Major canker sores are larger and deeper than simple canker sores, although still usually white/gray surrounded by a reddish area. They may be irregularly shaped, occur in larger numbers (in general, although they may occur as one or two ulcers), and typically take much longer to resolve than simple canker sores, up to six to eight weeks. Major canker sores are more likely to occur at a later age than simple ones, typically in people in their 30s or 40s.
Herpetiform canker sores start as many small ulcers that meld together to form one or more bigger ulcers. Despite the name, these are not associated with the herpes virus. Except for how they form, they are fairly similar to simple canker sores; they usually resolve in a couple of weeks.
Since canker sores typically resolve on their own, only symptomatic treatment is usually required. This may include an over-the-counter topical numbing agent (similar to medicines used for a baby’s teething pain), mouth rinsing (I sometimes recommend “magic mouth” which is a solution made of half liquid milk of magnesia and half liquid diphenhydramine which can be swished and swirled around the patient’s mouth for a minute or two and then spit out), ice (for example by holding ice chips in your mouth against the ulcer) or other treatments. For patients with a vitamin deficiency (and possibly in some people without a significant deficiency), vitamin supplements may be beneficial. For those with an associated medical condition, treatment of this condition may be indicated. In rare cases, usually for very deep, poorly healing, significantly symptomatic canker sores, cauterization may be utilized.
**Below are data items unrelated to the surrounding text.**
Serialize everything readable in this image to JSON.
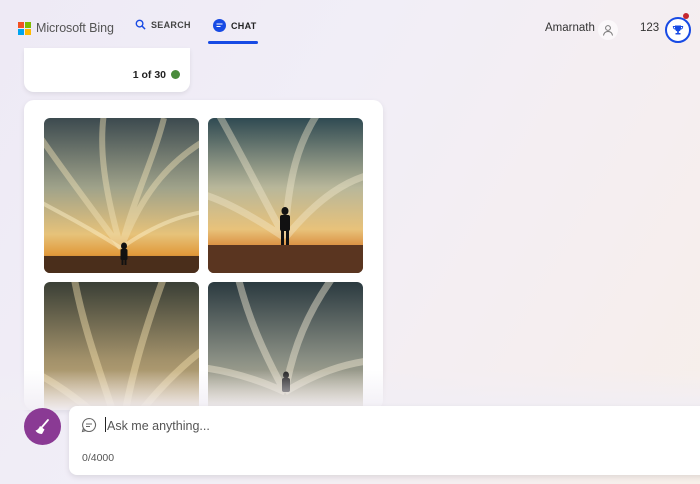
{
  "header": {
    "brand": "Microsoft Bing",
    "tabs": [
      {
        "label": "SEARCH",
        "icon": "search-icon"
      },
      {
        "label": "CHAT",
        "icon": "chat-icon",
        "active": true
      }
    ],
    "user_name": "Amarnath",
    "rewards_points": "123"
  },
  "counter": {
    "text": "1 of 30",
    "status_color": "#4a8b3c"
  },
  "images": [
    {
      "name": "silhouette-sunset-1"
    },
    {
      "name": "silhouette-sunset-2"
    },
    {
      "name": "silhouette-sky-3"
    },
    {
      "name": "silhouette-sky-4"
    }
  ],
  "composer": {
    "placeholder": "Ask me anything...",
    "char_count": "0/4000"
  },
  "colors": {
    "accent": "#174ae4",
    "broom": "#8a3a94"
  }
}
Although there is no way to completely prevent canker sores, for those that are predisposed to them avoiding triggers (as listed above) can be helpful. There are other conditions that may have some similarity to canker sores, so if you develop an oral ulcer that does not resolve within a week or two, that prevents you from drinking sufficient fluids, that is accompanied by fever or swollen glands, that is very large, or if you develop multiple oral ulcers, you should see your dentist or health care provider to have it checked out.